Nevertheless, this study has important implications for health care systems implementing routine alcohol screening. Almost 7% of the total study sample screened positive for alcohol misuse on surveys but were missed by clinical screening, and 1.5% of the total sample had severe alcohol misuse that was missed. No known prior studies have evaluated the validity of alcohol screening when integrated into routine clinical care. This study found that use of validated questionnaires does not—by itself—ensure the quality of screening and suggests that the quality of clinical alcohol screening should be monitored, even when well-validated screening questionnaires are used. While it is unknown whether a similar issue affects screening for other health risk behaviors and mental health conditions, this issue merits evaluation. Self-administered measures of alcohol screening, whether on paper, online as in electronic health risk assessments (eHRA),31
or by interactive voice recording on the telephone (IVR),32
may be the most valid approaches to implementing alcohol screening. If alcohol screening is administered by clinicians they may need focused training to prepare them to screen in a valid manner.33,34
This study is another demonstration of the challenge of developing effective performance measures for preventive care.35
The current VA alcohol screening performance measure that sets targets for rates of alcohol screening creates incentives for documentation of screening results, but does not provide incentives for high quality screening that identifies patients with alcohol misuse. Furthermore, setting very high targets for screening could contribute to lower quality screening by encouraging providers to document screening when they do not have time to ask screening questions verbatim in a private setting. Future research must address the need for performance measures that create incentives for providers not only to screen, but to identify patients with alcohol misuse.
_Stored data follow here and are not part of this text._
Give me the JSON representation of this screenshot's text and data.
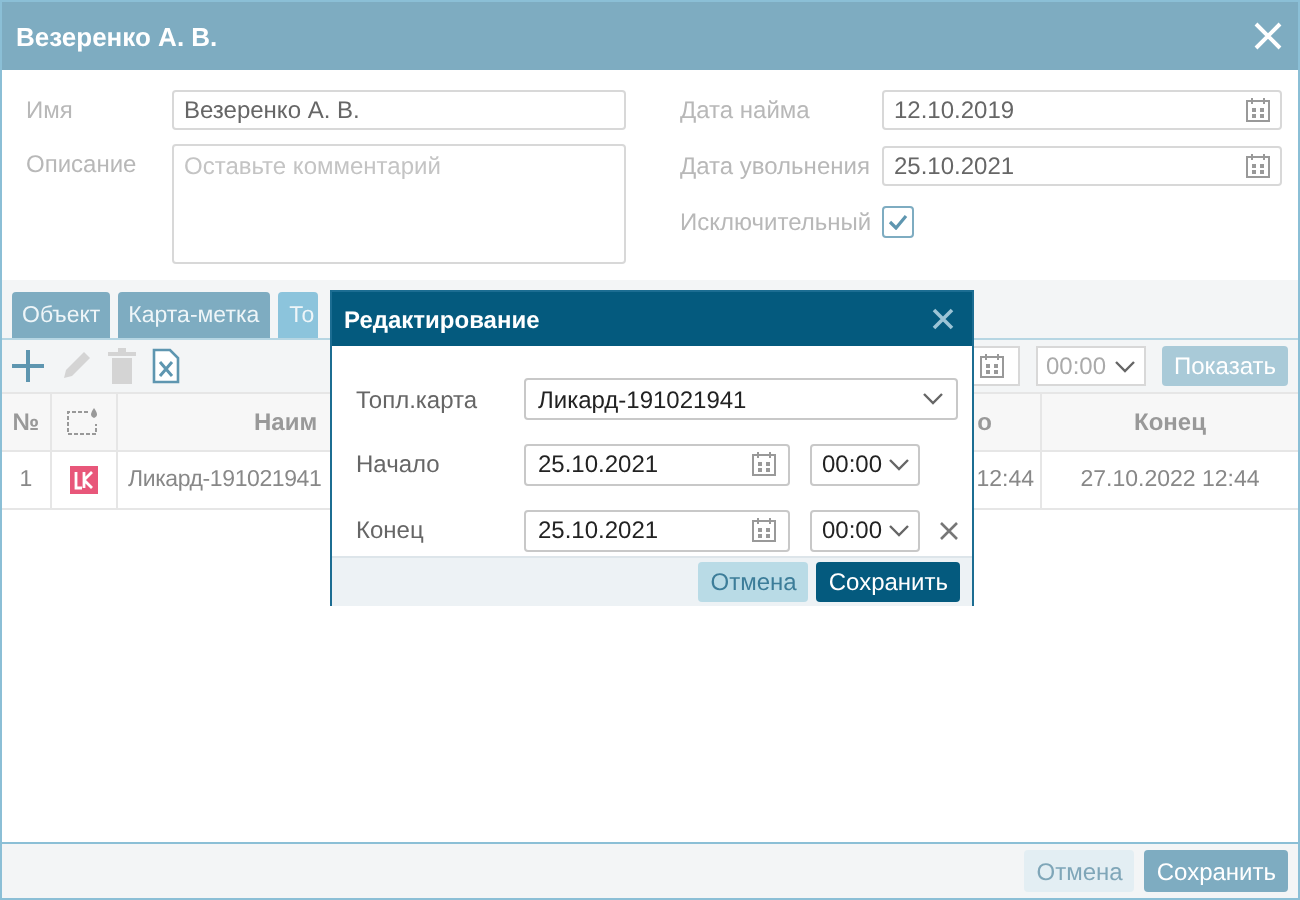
{
  "window": {
    "title": "Везеренко А. В."
  },
  "form": {
    "name": {
      "label": "Имя",
      "value": "Везеренко А. В."
    },
    "description": {
      "label": "Описание",
      "placeholder": "Оставьте комментарий"
    },
    "hire_date": {
      "label": "Дата найма",
      "value": "12.10.2019"
    },
    "dismissal_date": {
      "label": "Дата увольнения",
      "value": "25.10.2021"
    },
    "exceptional": {
      "label": "Исключительный",
      "checked": true
    }
  },
  "tabs": [
    {
      "label": "Объект",
      "selected": false
    },
    {
      "label": "Карта-метка",
      "selected": false
    },
    {
      "label": "То",
      "selected": true
    }
  ],
  "toolbar": {
    "actions": [
      {
        "kind": "add",
        "disabled": false
      },
      {
        "kind": "edit",
        "disabled": true
      },
      {
        "kind": "delete",
        "disabled": true
      },
      {
        "kind": "excel",
        "disabled": false
      }
    ],
    "time": "00:00",
    "show_button": {
      "label": "Показать",
      "disabled": true
    }
  },
  "table": {
    "columns": [
      {
        "kind": "text",
        "label": "№"
      },
      {
        "kind": "icon"
      },
      {
        "kind": "text",
        "label": "Наим"
      },
      {
        "kind": "text",
        "label": "о"
      },
      {
        "kind": "text",
        "label": "Конец"
      }
    ],
    "rows": [
      {
        "number": "1",
        "name": "Ликард-191021941",
        "start": "12:44",
        "end": "27.10.2022 12:44"
      }
    ]
  },
  "footer": {
    "buttons": [
      {
        "label": "Отмена",
        "disabled": true
      },
      {
        "label": "Сохранить",
        "disabled": false
      }
    ]
  },
  "dialog": {
    "title": "Редактирование",
    "card": {
      "label": "Топл.карта",
      "value": "Ликард-191021941"
    },
    "start": {
      "label": "Начало",
      "date": "25.10.2021",
      "time": "00:00",
      "clearable": false
    },
    "end": {
      "label": "Конец",
      "date": "25.10.2021",
      "time": "00:00",
      "clearable": true
    },
    "buttons": [
      {
        "label": "Отмена",
        "kind": "secondary"
      },
      {
        "label": "Сохранить",
        "kind": "primary"
      }
    ]
  }
}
The VA has recently succeeded in achieving high rates of annual alcohol screening. Brief alcohol interventions are effective for patients with alcohol misuse,36
and patients with alcohol use disorders benefit from referral or repeated brief interventions, with and without lab monitoring or medications.37–40
This study suggests that mandating clinical use of a validated alcohol screening questionnaire does not ensure high quality screening. Three out of every five patients who screened positive for alcohol misuse on confidential mailed surveys were not identified by clinical screening. Put another way, 6,821 patients with alcohol misuse would be missed out of every 100,000 patients screened in VA. Moreover, significant variation across VA networks, after accounting for differences in patient characteristics, suggests organizational influences on the quality of alcohol screening. Together these findings indicate a need to focus on monitoring and improving the quality of alcohol screening in order to identify as many patients as possible who could benefit from brief alcohol interventions.